Luxe-Publishing - Decadent, Chic & Cool

Accueil du site > Littérature > Les plaisirs de Paris > Arrivée à Paris : Du choix d’un tailleur

Littérature

Arrivée à Paris : Du choix d’un tailleur

Les plaisirs de Paris, Guide pratique et illustré par Alfred Delvau

lundi 19 mars 2007

Alfred Delvau, Les plaisirs de Paris, Guide pratique et illustré, Éd. Achille Faure, Paris, 1867.


LES PLAISIRS DE PARIS
Guide pratique et illustré par Alfred Delvau

À M. de Conty,
Auteur des guides pratiques.

Monsieur,

Vous voulez bien me demander un volume qui serait intitulé LES PLAISIRS DE PARIS et contiendrait l’indication complète et raisonnée de toutes les choses folâtres qui constituent la great attraction de la capitale de l’univers.

C’est me demander l’impossible : je vais le tenter. Tant pis pour vous et pour moi !

ALFRED DELVAU. Janvier 1867.

LES PLAISIRS

Qu’est-ce que le plaisir ? Le plaisir ne se définit pas plus que l’amour, pas plus que le vin, pas plus que la musique ; cela se sent, cela se boit, cela se ressent : on s’en grise, comme les abeilles se grisent de rosée et les papillons de parfums. M. de la Palisse dirait : « Le plaisir est l’art de s’amuser » ; et M. Prudhomme ajouterait : « Sans ruiner son estomac, son coeur et sa bourse. »

Si le plaisir est d’une nature si complexe et d’une définition si ardue, que doivent être alors les Plaisirs de Paris ! Livre charmant, livre adorable, mais livre impossible, ou tout au moins difficile ! On peut tout dire de Paris, excepté que c’est une ville ennuyeuse. C’est, au contraire, la ville du plaisir et des plaisirs par excellence ; nulle part ailleurs on ne s’y amuse autant et d’autant de façons, et quiconque n’y trouve pas de distractions est un homme qui ne sait pas chercher.
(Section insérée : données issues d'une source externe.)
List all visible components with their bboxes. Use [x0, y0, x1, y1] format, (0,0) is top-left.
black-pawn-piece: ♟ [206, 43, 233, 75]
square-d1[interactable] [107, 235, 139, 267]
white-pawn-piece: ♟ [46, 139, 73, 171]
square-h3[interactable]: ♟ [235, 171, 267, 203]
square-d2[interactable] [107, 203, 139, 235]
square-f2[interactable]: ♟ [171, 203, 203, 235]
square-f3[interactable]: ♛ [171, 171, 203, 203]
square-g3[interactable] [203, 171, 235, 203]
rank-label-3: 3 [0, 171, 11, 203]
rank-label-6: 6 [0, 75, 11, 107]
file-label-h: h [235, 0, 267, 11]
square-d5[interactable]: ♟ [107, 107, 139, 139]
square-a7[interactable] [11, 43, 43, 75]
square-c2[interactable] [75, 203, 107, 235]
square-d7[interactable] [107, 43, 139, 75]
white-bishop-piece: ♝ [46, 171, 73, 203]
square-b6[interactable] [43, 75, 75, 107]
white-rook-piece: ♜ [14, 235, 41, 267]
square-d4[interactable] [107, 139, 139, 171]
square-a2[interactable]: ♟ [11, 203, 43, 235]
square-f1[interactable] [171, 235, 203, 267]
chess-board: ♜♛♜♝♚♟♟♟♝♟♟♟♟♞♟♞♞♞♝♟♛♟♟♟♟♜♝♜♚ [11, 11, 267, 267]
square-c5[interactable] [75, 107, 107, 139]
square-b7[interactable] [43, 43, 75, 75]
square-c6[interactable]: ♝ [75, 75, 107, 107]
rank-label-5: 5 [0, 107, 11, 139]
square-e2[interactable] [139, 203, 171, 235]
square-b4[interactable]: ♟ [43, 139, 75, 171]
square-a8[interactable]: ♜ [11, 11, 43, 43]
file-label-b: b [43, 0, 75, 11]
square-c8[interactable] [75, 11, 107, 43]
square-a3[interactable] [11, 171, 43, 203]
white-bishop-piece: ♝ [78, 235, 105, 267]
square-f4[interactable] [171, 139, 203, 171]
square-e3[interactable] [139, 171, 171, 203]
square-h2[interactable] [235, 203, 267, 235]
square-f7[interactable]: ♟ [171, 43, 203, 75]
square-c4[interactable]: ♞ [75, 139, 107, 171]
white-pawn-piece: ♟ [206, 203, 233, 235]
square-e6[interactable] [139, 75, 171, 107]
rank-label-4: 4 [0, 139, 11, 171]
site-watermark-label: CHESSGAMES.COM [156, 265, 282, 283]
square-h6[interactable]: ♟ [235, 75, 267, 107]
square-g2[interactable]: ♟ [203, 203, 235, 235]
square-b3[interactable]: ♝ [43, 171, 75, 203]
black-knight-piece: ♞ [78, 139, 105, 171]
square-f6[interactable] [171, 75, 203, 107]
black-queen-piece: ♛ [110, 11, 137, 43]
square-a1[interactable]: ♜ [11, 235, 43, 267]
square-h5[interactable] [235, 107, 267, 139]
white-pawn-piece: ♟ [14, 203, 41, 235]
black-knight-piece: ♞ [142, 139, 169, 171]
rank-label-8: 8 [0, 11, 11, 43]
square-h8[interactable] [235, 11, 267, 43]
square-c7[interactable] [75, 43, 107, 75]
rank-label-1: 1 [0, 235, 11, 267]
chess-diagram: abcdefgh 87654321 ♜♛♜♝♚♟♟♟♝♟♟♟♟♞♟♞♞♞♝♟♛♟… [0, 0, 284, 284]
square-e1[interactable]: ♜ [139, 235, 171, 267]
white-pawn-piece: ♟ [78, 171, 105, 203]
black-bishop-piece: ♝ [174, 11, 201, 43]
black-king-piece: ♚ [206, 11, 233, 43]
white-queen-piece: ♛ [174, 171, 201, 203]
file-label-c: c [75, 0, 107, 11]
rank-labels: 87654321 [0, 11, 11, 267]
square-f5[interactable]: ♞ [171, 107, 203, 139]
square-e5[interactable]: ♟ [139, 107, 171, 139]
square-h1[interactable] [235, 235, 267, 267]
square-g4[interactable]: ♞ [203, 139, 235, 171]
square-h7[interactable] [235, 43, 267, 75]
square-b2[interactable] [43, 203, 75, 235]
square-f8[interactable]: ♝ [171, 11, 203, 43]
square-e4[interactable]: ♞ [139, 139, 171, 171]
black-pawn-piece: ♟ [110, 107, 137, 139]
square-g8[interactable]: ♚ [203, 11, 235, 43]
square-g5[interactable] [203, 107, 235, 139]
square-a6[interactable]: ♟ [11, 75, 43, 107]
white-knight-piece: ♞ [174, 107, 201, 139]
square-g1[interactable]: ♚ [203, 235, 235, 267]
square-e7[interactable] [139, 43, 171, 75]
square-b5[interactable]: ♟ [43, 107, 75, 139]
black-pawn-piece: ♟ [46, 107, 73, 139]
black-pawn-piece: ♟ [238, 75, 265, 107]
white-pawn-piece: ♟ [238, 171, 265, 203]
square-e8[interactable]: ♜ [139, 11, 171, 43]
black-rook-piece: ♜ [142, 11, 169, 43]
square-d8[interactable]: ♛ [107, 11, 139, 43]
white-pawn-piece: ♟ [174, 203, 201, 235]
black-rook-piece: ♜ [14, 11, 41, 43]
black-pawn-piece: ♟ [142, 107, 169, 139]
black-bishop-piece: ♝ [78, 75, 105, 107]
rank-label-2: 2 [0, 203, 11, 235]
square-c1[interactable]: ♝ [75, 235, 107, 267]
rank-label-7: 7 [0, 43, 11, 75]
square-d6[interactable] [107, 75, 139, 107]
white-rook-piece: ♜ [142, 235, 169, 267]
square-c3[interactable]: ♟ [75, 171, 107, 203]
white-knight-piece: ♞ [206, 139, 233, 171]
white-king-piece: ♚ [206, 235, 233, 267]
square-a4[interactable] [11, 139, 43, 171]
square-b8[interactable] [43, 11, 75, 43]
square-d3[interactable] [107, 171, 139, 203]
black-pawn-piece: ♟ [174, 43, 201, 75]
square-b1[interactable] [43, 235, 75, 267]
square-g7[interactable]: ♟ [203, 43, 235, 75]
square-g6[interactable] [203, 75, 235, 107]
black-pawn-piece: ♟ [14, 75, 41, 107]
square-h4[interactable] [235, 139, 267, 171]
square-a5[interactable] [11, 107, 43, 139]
Au seuil de Paris flamboie, en lettres magiques hautes d’un mètre, l’enseigne qu’a placée Rabelais au fronton de son immortel monument : VIVEZ JOYEUX ! Pour la lire avec fruit, il suffit d’avoir des lunettes d’or - ou seulement d’argent. Avec ces lunettes-là on voit tout, on déchiffre tout, on devine tout, - même les choses les plus mystérieuses, même les énigmes les plus cachées. Et Paris en regorge, de ces aimables devinettes, - à ce point de fatiguer les plus infatigables des OEdipes et de rassasier le plus insatiable des gourmands. Ah ! l’adorable - et délicate - histoire que celle des plaisirs parisiens ! Ah ! l’enivrante et perfide litanie des écueils de velours sur lesquels viennent échouer les plus sages comme les plus fous, les plus froids comme les plus extravagants, les plus vertueux comme les plus téméraires !

Dès le premier pas fait hors du débarcadère sur l’asphalte des boulevards, on entend la voix charmeresse des Fées parisiennes chanter : Voilà l’plaisir, messieurs ! voilà l’plaisir ! Et cette voix il faut bien l’entendre, - à moins d’avoir du coton dans les oreilles ; elle s’insinue doucement jusqu’au coeur, qu’elle chatouille et remue en ses plus intimes profondeurs.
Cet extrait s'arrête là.